C’est donc à bon droit que le premier juge a estimé que « le contrat de travail de Monsieur [J]. a été transféré de la société [9] à la société [10] et non à la société [13] devenue [11] qui ne vient aux droits de la société [9] que dans le passif non transmis à la société [10] et dont l’absorption par la société [8] n’interviendra qu’à l’issue de la réalisation de la finalisation des activités industrielles et commerciale d'[9] dans la société [14] en vue de constituer une nouvelle société industrielle qui reprendra la dénomination [9] et qui porte sur le transfert des activités industrielles du site de l’usine des [Localité 18] au sein duquel Monsieur [J] a travaillé durant toute sa carrière » et qu’ainsi « la société [11] ne peut être considérée comme venant aux droits de la société [10] devenue [10] »

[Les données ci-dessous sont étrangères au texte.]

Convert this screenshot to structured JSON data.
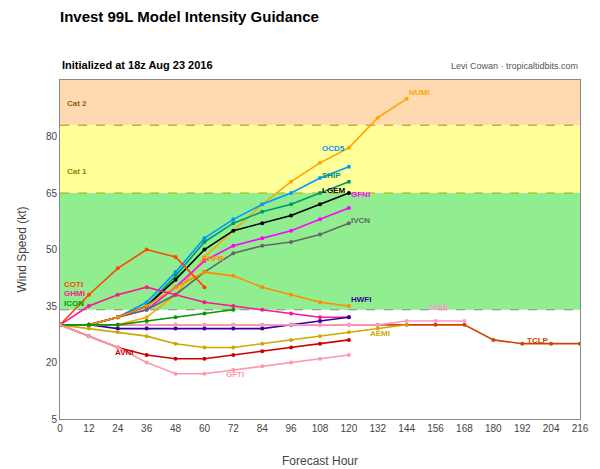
{
  "chart_data": {
    "type": "line",
    "title": "Invest 99L Model Intensity Guidance",
    "subtitle": "Initialized at 18z Aug 23 2016",
    "credit": "Levi Cowan · tropicaltidbits.com",
    "xlabel": "Forecast Hour",
    "ylabel": "Wind Speed (kt)",
    "xlim": [
      0,
      216
    ],
    "ylim": [
      5,
      95
    ],
    "xticks": [
      0,
      12,
      24,
      36,
      48,
      60,
      72,
      84,
      96,
      108,
      120,
      132,
      144,
      156,
      168,
      180,
      192,
      204,
      216
    ],
    "yticks": [
      5,
      20,
      35,
      50,
      65,
      80
    ],
    "grid": false,
    "marker": "circle",
    "bands": [
      {
        "from": 83,
        "to": 100,
        "color": "#FFD9B0"
      },
      {
        "from": 65,
        "to": 83,
        "color": "#FFFF99"
      },
      {
        "from": 34,
        "to": 65,
        "color": "#90EE90"
      }
    ],
    "thresholds": [
      {
        "value": 83,
        "color": "#B8860B",
        "line_style": "dashed"
      },
      {
        "value": 65,
        "color": "#AAAA00",
        "line_style": "dashed"
      },
      {
        "value": 34,
        "color": "#888888",
        "line_style": "dashed"
      }
    ],
    "series": [
      {
        "name": "NUMI",
        "color": "#FFA500",
        "x": [
          0,
          12,
          24,
          36,
          48,
          60,
          72,
          84,
          96,
          108,
          120,
          132,
          144
        ],
        "values": [
          30,
          30,
          30,
          32,
          38,
          48,
          55,
          62,
          68,
          73,
          77,
          85,
          90
        ]
      },
      {
        "name": "OCD5",
        "color": "#0099FF",
        "x": [
          0,
          12,
          24,
          36,
          48,
          60,
          72,
          84,
          96,
          108,
          120
        ],
        "values": [
          30,
          30,
          32,
          36,
          44,
          53,
          58,
          62,
          65,
          69,
          72
        ]
      },
      {
        "name": "SHIP",
        "color": "#009966",
        "x": [
          0,
          12,
          24,
          36,
          48,
          60,
          72,
          84,
          96,
          108,
          120
        ],
        "values": [
          30,
          30,
          32,
          35,
          43,
          52,
          57,
          60,
          62,
          65,
          68
        ]
      },
      {
        "name": "LGEM",
        "color": "#000000",
        "x": [
          0,
          12,
          24,
          36,
          48,
          60,
          72,
          84,
          96,
          108,
          120
        ],
        "values": [
          30,
          30,
          32,
          35,
          42,
          50,
          55,
          57,
          59,
          62,
          65
        ]
      },
      {
        "name": "GFNI",
        "color": "#FF00FF",
        "x": [
          0,
          12,
          24,
          36,
          48,
          60,
          72,
          84,
          96,
          108,
          120
        ],
        "values": [
          30,
          30,
          32,
          34,
          40,
          47,
          51,
          53,
          55,
          58,
          61
        ]
      },
      {
        "name": "IVCN",
        "color": "#666666",
        "x": [
          0,
          12,
          24,
          36,
          48,
          60,
          72,
          84,
          96,
          108,
          120
        ],
        "values": [
          30,
          30,
          32,
          34,
          38,
          44,
          49,
          51,
          52,
          54,
          57
        ]
      },
      {
        "name": "SHFR",
        "color": "#FF8C00",
        "x": [
          0,
          12,
          24,
          36,
          48,
          60,
          72,
          84,
          96,
          108,
          120
        ],
        "values": [
          30,
          30,
          32,
          35,
          40,
          44,
          43,
          40,
          38,
          36,
          35
        ]
      },
      {
        "name": "COTI",
        "color": "#FF4500",
        "x": [
          0,
          12,
          24,
          36,
          48,
          60
        ],
        "values": [
          30,
          38,
          45,
          50,
          48,
          40
        ]
      },
      {
        "name": "GHMI",
        "color": "#FF1493",
        "x": [
          0,
          12,
          24,
          36,
          48,
          60,
          72,
          84,
          96,
          108,
          120
        ],
        "values": [
          30,
          35,
          38,
          40,
          38,
          36,
          35,
          34,
          33,
          32,
          32
        ]
      },
      {
        "name": "TCLP",
        "color": "#CC4400",
        "x": [
          0,
          12,
          24,
          36,
          48,
          60,
          72,
          84,
          96,
          108,
          120,
          132,
          144,
          156,
          168,
          180,
          192,
          204,
          216
        ],
        "values": [
          30,
          30,
          30,
          30,
          30,
          30,
          30,
          30,
          30,
          30,
          30,
          30,
          30,
          30,
          30,
          26,
          25,
          25,
          25
        ]
      },
      {
        "name": "HWFI",
        "color": "#330099",
        "x": [
          0,
          12,
          24,
          36,
          48,
          60,
          72,
          84,
          96,
          108,
          120
        ],
        "values": [
          30,
          30,
          29,
          29,
          29,
          29,
          29,
          29,
          30,
          31,
          32
        ]
      },
      {
        "name": "CEMI",
        "color": "#FF99CC",
        "x": [
          0,
          12,
          24,
          36,
          48,
          60,
          72,
          84,
          96,
          108,
          120,
          132,
          144,
          156,
          168
        ],
        "values": [
          30,
          30,
          30,
          30,
          30,
          30,
          30,
          30,
          30,
          30,
          30,
          30,
          31,
          31,
          31
        ]
      },
      {
        "name": "AEMI",
        "color": "#CCAA00",
        "x": [
          0,
          12,
          24,
          36,
          48,
          60,
          72,
          84,
          96,
          108,
          120,
          132,
          144
        ],
        "values": [
          30,
          29,
          28,
          27,
          25,
          24,
          24,
          25,
          26,
          27,
          28,
          29,
          30
        ]
      },
      {
        "name": "AVNI",
        "color": "#CC0000",
        "x": [
          0,
          12,
          24,
          36,
          48,
          60,
          72,
          84,
          96,
          108,
          120
        ],
        "values": [
          30,
          27,
          24,
          22,
          21,
          21,
          22,
          23,
          24,
          25,
          26
        ]
      },
      {
        "name": "ICON",
        "color": "#009900",
        "x": [
          0,
          12,
          24,
          36,
          48,
          60,
          72
        ],
        "values": [
          30,
          30,
          30,
          31,
          32,
          33,
          34
        ]
      },
      {
        "name": "GFTI",
        "color": "#FF99AA",
        "x": [
          0,
          12,
          24,
          36,
          48,
          60,
          72,
          84,
          96,
          108,
          120
        ],
        "values": [
          30,
          27,
          24,
          20,
          17,
          17,
          18,
          19,
          20,
          21,
          22
        ]
      }
    ],
    "annotations": [
      {
        "text": "Cat 2",
        "x": 2,
        "y": 87,
        "color": "#8B6500"
      },
      {
        "text": "Cat 1",
        "x": 2,
        "y": 69,
        "color": "#888800"
      },
      {
        "text": "NUMI",
        "x": 144,
        "y": 90,
        "color": "#FFA500"
      },
      {
        "text": "OCD5",
        "x": 108,
        "y": 75,
        "color": "#0099FF"
      },
      {
        "text": "SHIP",
        "x": 108,
        "y": 68,
        "color": "#009966"
      },
      {
        "text": "LGEM",
        "x": 108,
        "y": 64,
        "color": "#000000"
      },
      {
        "text": "GFNI",
        "x": 120,
        "y": 63,
        "color": "#FF00FF"
      },
      {
        "text": "IVCN",
        "x": 120,
        "y": 56,
        "color": "#666666"
      },
      {
        "text": "SHFR",
        "x": 58,
        "y": 46,
        "color": "#FF8C00"
      },
      {
        "text": "COTI",
        "x": 1,
        "y": 39,
        "color": "#FF4500"
      },
      {
        "text": "GHMI",
        "x": 1,
        "y": 36.5,
        "color": "#FF1493"
      },
      {
        "text": "ICON",
        "x": 1,
        "y": 34,
        "color": "#009900"
      },
      {
        "text": "TCLP",
        "x": 193,
        "y": 24,
        "color": "#CC4400"
      },
      {
        "text": "HWFI",
        "x": 120,
        "y": 35,
        "color": "#330099"
      },
      {
        "text": "CEMI",
        "x": 152,
        "y": 33,
        "color": "#FF99CC"
      },
      {
        "text": "AEMI",
        "x": 128,
        "y": 26,
        "color": "#CCAA00"
      },
      {
        "text": "AVNI",
        "x": 22,
        "y": 21,
        "color": "#CC0000"
      },
      {
        "text": "GFTI",
        "x": 68,
        "y": 15,
        "color": "#FF99AA"
      }
    ]
  }
}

Lors de la fusion [11]/[8] en 1996, le fonds de la [Localité 18] avait été déjà transféré au profit de la société nouvellement dénommée [10].
Le jugement mérite confirmation de ce chef.
Sur la mise en cause de la société [10]
Au visa de l’article 555 du code de procédure civile selon lequel seules peuvent être appelées en cause, au niveau de l’appel, les personnes dont l’évolution du litige justifie qu’elles soient appelées, la société [10] conclut à l’irrecevabilité de son appel en cause au motif qu’il n’est pas démontré par les ayants droit de [D] [J] une quelconque évolution du litige qui impliquerait sa mise en cause.
En effet, les consorts [J] ont attrait en la procédure la société [11] à tort alors qu’ils disposaient de tous les éléments pour poursuivre la société [10] venant aux droits de la société [10] laquelle a procédé au licenciement économique de [D] [J] en 1998 en sorte qu’il n’existait aucune incertitude sur la chaîne des employeurs successifs.
Il en résulte que l’intervention forcée de la société [10] en cause d’appel est irrecevable, aucune évolution du litige ne la justifiant.
L’équité ne commande pas de faire application des dispositions de l’article 700 du code de procédure civile en l’espèce.
PAR CES MOTIFS
Par arrêt contradictoire,
Confirme le jugement déféré en ce qu’il a :
Déclaré le recours formé irrecevable ;
Rejeté l’ensemble des demandes plus amples ou contraires ;
Condamné les consorts [J] aux dépens.
Y ajoutant,
Dit irrecevable la mise en cause en appel de la société [10]
Dit n’y avoir lieu de faire application des dispositions de l’article 700 du code de procédure civile,
Condamne les consorts [J] aux éventuels dépens de l’instance.
Arrêt signé par le président et par la greffière.